The hank featured at the top of the image was created from an art batt created by Purple Lamb. I had two "Anduril" art batts of approximately 2 oz each. It was my first attempt at spinning a mixture of fibers and decided to do a short forward draft from the fold. I spun two bobbins, one batt for each, and then plied them together. The result was a beautiful fingering weight yarn with a nice glossy finish and a lovely drape. I gifted all three of these yarns to my mom as stocking stuffers for Christmas.
Next up is my dive into some art yarn. With another art batt from Purple Lamb called "Rainy Day," I spun a rather careless single (intentionally...I wanted thickish parts and thin parts without a lot of organization.) I then took some commercially spun wool and make a super coil yarn by holding my "Rainy" single perpendicular to the wool running through the orifice. I allowed the "Rainy" to wrap around the wool and then pushed the resulting wrap up, making the coils tight and close together. I think this will look interesting in a weaving project I have in mind. I will say it is a little labor intensive for a very low yield of finished yarn, but it is very funky and fun. I do not have a picture here, but I also spun a true thick and thin art yarn with my thick bits being spaced at regular intervals.

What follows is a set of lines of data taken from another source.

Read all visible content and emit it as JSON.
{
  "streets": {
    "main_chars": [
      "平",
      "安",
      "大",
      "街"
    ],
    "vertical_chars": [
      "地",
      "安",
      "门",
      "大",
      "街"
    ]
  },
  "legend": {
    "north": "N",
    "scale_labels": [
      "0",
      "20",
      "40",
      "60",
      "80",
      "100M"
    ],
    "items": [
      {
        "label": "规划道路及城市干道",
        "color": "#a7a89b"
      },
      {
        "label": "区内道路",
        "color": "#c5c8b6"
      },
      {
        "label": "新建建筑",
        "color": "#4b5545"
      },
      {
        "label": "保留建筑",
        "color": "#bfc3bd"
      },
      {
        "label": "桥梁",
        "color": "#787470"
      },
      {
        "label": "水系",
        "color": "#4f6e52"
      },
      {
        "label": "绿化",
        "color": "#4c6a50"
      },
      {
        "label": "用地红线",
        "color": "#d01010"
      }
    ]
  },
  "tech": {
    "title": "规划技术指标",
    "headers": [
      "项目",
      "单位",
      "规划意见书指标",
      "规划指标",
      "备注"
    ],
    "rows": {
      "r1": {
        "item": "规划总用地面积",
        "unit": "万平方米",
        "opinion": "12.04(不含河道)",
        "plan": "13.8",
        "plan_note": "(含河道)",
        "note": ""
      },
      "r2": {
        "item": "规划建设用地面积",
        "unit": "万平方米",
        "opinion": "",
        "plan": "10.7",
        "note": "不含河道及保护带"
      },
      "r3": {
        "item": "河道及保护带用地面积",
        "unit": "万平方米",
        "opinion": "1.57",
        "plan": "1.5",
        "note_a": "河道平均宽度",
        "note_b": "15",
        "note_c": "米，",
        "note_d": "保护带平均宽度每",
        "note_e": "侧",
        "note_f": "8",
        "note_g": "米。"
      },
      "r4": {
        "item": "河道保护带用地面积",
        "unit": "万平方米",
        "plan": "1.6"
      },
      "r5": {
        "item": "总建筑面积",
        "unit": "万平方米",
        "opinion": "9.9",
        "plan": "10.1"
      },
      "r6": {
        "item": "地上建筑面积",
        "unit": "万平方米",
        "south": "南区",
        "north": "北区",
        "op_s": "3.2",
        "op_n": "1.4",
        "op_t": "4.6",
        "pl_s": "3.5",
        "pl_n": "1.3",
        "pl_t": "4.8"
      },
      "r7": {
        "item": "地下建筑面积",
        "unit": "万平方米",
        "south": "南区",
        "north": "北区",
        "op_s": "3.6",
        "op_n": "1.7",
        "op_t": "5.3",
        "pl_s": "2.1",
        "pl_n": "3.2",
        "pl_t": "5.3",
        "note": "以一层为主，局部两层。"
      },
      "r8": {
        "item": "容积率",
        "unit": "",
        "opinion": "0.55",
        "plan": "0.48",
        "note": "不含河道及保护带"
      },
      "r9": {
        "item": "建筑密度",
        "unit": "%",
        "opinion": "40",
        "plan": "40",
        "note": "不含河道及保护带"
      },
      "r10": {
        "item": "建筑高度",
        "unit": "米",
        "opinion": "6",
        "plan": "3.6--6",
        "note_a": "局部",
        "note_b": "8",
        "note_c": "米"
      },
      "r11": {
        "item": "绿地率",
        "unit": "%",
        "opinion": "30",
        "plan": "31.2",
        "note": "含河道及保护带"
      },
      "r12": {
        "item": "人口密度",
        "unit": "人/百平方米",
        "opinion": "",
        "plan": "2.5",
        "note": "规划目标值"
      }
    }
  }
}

Last up for today's post is my subtle gradient yarn, which finished at about a sport weight. I did a short forward draft on a 4 oz Malabrigo roving (merino) called "Glitter." (The name is a little deceiving, there is no glitter in the traditional sense to be seen in this colorway, but it does have nice metallic hues without the shine.) Before I began, I divided the wool up into color groups. The dye on the roving was such that there were no big sections of any particular shade (light, medium or dark) but I sort of went for averages. This meant there were some dark bits that got in the light, and vice versa. I liked it, though, it made for a dynamic and very subtle color shift. Once I completed the single I did a chain ply to create a very nice pseudo 3-ply yarn. In this way, I was able to maintain my color groupings without having to worry if separate bobbins of singles would line up properly. Even with the chain ply I was able to get 200 yards of yarn.
So...that's what has been coming off my wheel lately. Next up, I think, will be some beehives. Woohoo. I'm learning lots while having fun, and that's pretty awesome. I'd love to hear about what you're making!